According to the Global Methane Hub, without low-emission strategies that are adaptable across diverse contexts and able to balance productivity, water use efficiency and sustainability with improved farmer resilience, rice methane emissions could increase by 7% by 2030.
This has led several startups to innovate with sustainable rice production. Indian-American firm MittiLabs and France’s CarbonFarm both use AI and satellite tech for carbon credits (though the efficacy of the voluntary carbon market has been called into question multiple times)
In Singapore, Rize buys seeds, fertilisers, and other inputs in bulk and sells them to farmers who implement alternate wetting and drying. This practice, which could lead to a 30-70% reduction in methane emissions, is promoted by fellow Singaporean startup AgriG8 too, whose gamified digital platform helps rice farmers lower emissions.
In his controversial memo last week, Microsoft co-founder and billionaire philanthropist Bill Gates namechecked rice’s methane impact. However, when it comes to agriculture, he suggested the focus should not be on emissions reduction; rather, it should be on increasing yields, developing climate-resilient crop varieties, and using AI to forecast weather and change cultivation plans.
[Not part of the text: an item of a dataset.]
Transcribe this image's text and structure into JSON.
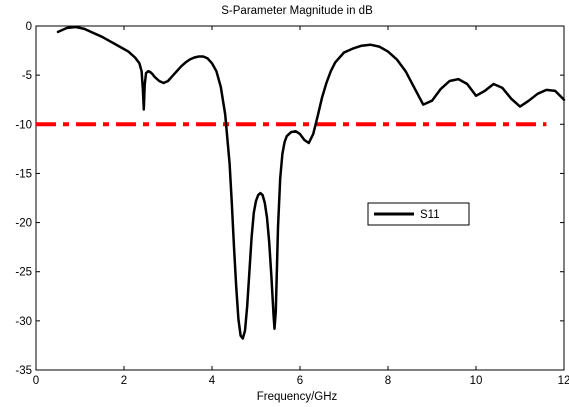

“Bill Gates asserts that we need to back breakthroughs that will help the world reach zero emissions, that we can’t cut funding for health and development to do it, and we need to improve agriculture in poor countries,” said Montgomery.
“This assertion is very much aligned with the mission of the Rice Methane Innovation Accelerator to crowd-in new public, private and philanthropic investment to drive breakthroughs, rather than relying on reallocations of other funding, and to support low methane rice production that also supports resilient livelihoods and food security, in particular in poor countries,” he added.
“The accelerator will be dedicated to developing innovations that expand upon and add to the already available options for reducing rice emissions, ensuring they are locally relevant to smallholder rice farmers globally. Good agricultural practice is good for farmers, yields and also methane emissions.”